As Allie discovers more about the history of their new home, she uncovers a story of witchcraft and superstition, which casts a long shadow into the present day. And not everything is as it seems. Her family might well be in danger, but it’s a danger none of them could have foreseen.
Average: 3.65 | Amazon: 4.30 | Goodreads: 3.64 | LibraryThing: 3.00
By Ron Gabriel
“Travis trailed his parents up the ancient stone steps, ill at ease and wary of the spell they’d crafted to empower him without killing a soul.”
The Banished is a supernatural horror story and is the first in the two-book The Bucharest Witches series.
An orphaned witch. A high school clique. An ancient spell linked to the Devil.
Travis believes he is superior to other witches in the coven because his magic doesn’t kill.

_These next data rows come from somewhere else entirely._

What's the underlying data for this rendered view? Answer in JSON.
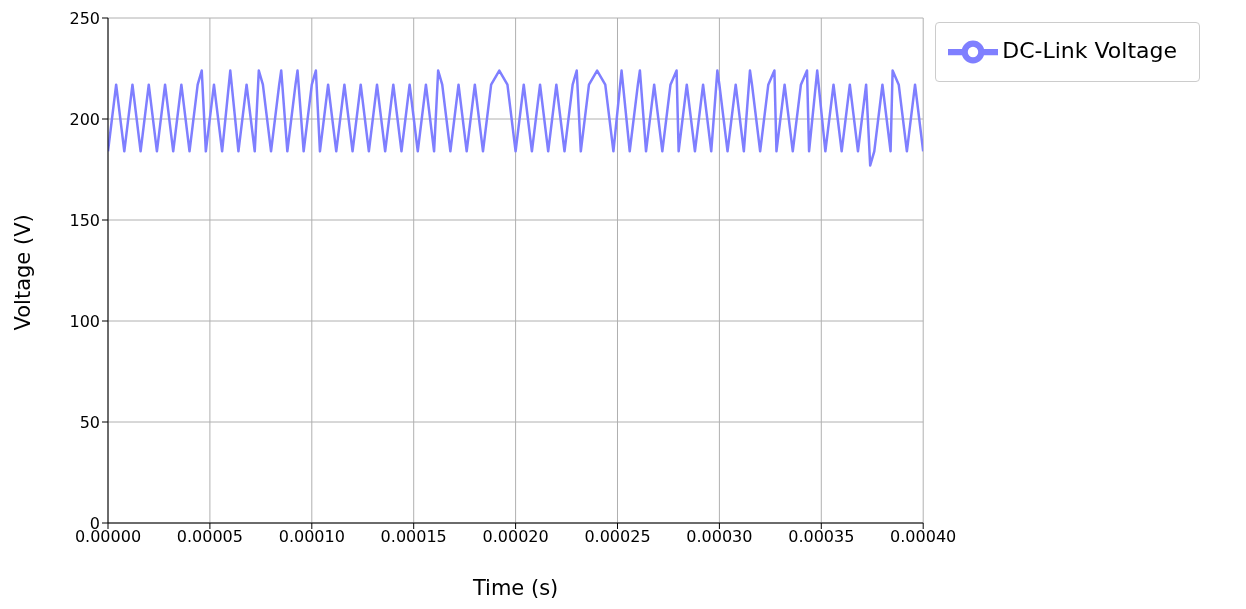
{
  "chart_data": {
    "type": "line",
    "xlabel": "Time (s)",
    "ylabel": "Voltage (V)",
    "x": [
      0,
      4e-06,
      8e-06,
      1.2e-05,
      1.6e-05,
      2e-05,
      2.4e-05,
      2.8e-05,
      3.2e-05,
      3.6e-05,
      4e-05,
      4.4e-05,
      4.6e-05,
      4.8e-05,
      5.2e-05,
      5.6e-05,
      6e-05,
      6.4e-05,
      6.8e-05,
      7.2e-05,
      7.4e-05,
      7.6e-05,
      8e-05,
      8.4e-05,
      8.5e-05,
      8.8e-05,
      9.2e-05,
      9.3e-05,
      9.6e-05,
      0.0001,
      0.000102,
      0.000104,
      0.000108,
      0.000112,
      0.000116,
      0.00012,
      0.000124,
      0.000128,
      0.000132,
      0.000136,
      0.00014,
      0.000144,
      0.000148,
      0.000152,
      0.000156,
      0.00016,
      0.000162,
      0.000164,
      0.000168,
      0.000172,
      0.000176,
      0.00018,
      0.000184,
      0.000188,
      0.000192,
      0.000196,
      0.0002,
      0.000204,
      0.000208,
      0.000212,
      0.000216,
      0.00022,
      0.000224,
      0.000228,
      0.00023,
      0.000232,
      0.000236,
      0.00024,
      0.000244,
      0.000248,
      0.000252,
      0.000256,
      0.00026,
      0.000261,
      0.000264,
      0.000268,
      0.000272,
      0.000276,
      0.000279,
      0.00028,
      0.000284,
      0.000288,
      0.000292,
      0.000296,
      0.000299,
      0.0003,
      0.000304,
      0.000308,
      0.000312,
      0.000315,
      0.000316,
      0.00032,
      0.000324,
      0.000327,
      0.000328,
      0.000332,
      0.000336,
      0.00034,
      0.000343,
      0.000344,
      0.000348,
      0.000352,
      0.000356,
      0.00036,
      0.000364,
      0.000368,
      0.000372,
      0.000374,
      0.000376,
      0.00038,
      0.000384,
      0.000385,
      0.000388,
      0.000392,
      0.000396,
      0.0004
    ],
    "series": [
      {
        "name": "DC-Link Voltage",
        "color": "#7f7fff",
        "values": [
          184,
          217,
          184,
          217,
          184,
          217,
          184,
          217,
          184,
          217,
          184,
          217,
          224,
          184,
          217,
          184,
          224,
          184,
          217,
          184,
          224,
          217,
          184,
          217,
          224,
          184,
          217,
          224,
          184,
          217,
          224,
          184,
          217,
          184,
          217,
          184,
          217,
          184,
          217,
          184,
          217,
          184,
          217,
          184,
          217,
          184,
          224,
          217,
          184,
          217,
          184,
          217,
          184,
          217,
          224,
          217,
          184,
          217,
          184,
          217,
          184,
          217,
          184,
          217,
          224,
          184,
          217,
          224,
          217,
          184,
          224,
          184,
          217,
          224,
          184,
          217,
          184,
          217,
          224,
          184,
          217,
          184,
          217,
          184,
          224,
          217,
          184,
          217,
          184,
          224,
          217,
          184,
          217,
          224,
          184,
          217,
          184,
          217,
          224,
          184,
          224,
          184,
          217,
          184,
          217,
          184,
          217,
          177,
          184,
          217,
          184,
          224,
          217,
          184,
          217,
          184
        ]
      }
    ],
    "xlim": [
      0,
      0.0004
    ],
    "xticks": [
      {
        "value": 0,
        "label": "0.00000"
      },
      {
        "value": 5e-05,
        "label": "0.00005"
      },
      {
        "value": 0.0001,
        "label": "0.00010"
      },
      {
        "value": 0.00015,
        "label": "0.00015"
      },
      {
        "value": 0.0002,
        "label": "0.00020"
      },
      {
        "value": 0.00025,
        "label": "0.00025"
      },
      {
        "value": 0.0003,
        "label": "0.00030"
      },
      {
        "value": 0.00035,
        "label": "0.00035"
      },
      {
        "value": 0.0004,
        "label": "0.00040"
      }
    ],
    "ylim": [
      0,
      250
    ],
    "yticks": [
      0,
      50,
      100,
      150,
      200,
      250
    ],
    "grid": true,
    "legend": "top right",
    "marker": "none",
    "line_style": "solid"
  }
}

To replenish depleted power, he feeds on human fear. The horrors he conjures are wiped from victims’ memories, so what’s the harm?
A trio of teens leaving for college finds itself under attack as Travis discovers the magic he needs to avenge his parents is diabolical.
But Travis cannot stop. The Bucharest witches hunting him have tracked his whereabouts, and he must refuel to fight them the only way he can: feeding off the terror of townspeople.
Average: 3.51 | Amazon: 4.10 | Goodreads: 3.42 | LibraryThing: 4.00
By Patrick Delaney
“A witch.
That was seven-year-old Madelyn Lamprey’s first thought when she saw the woman standing there in front of the tree, still as a statue. In fact, Madelyn thought she was a statue initially, like an old Halloween decoration someone left out, maybe to try and scare her.”
Witch 13 is a supernatural horror story.
On the eve of her resignation, Sheriff Sterling Marsh prepares for a bleak winter in Drybell, Connecticut, after a string of bad decisions leaves her life in shambles. Two weeks before Christmas and expecting a long night of paperwork and quiet celebration with friends, she’s surprised when an unnerving stranger appears in the form of a witch.
A silent, menacing figure, the witch appears to be ripped straight out of a fairytale, complete with a tall, pointed hat, and black clothing. But when strange things begin happening all over town, Sterling begins to suspect that there may be more to the witch than meets the eye.
As she works to maintain order while the world crumbles around her, the witch’s presence throws Sterling’s world into a frenzy, threatening to send the sleepy town spiralling into the darkest night it’s ever known.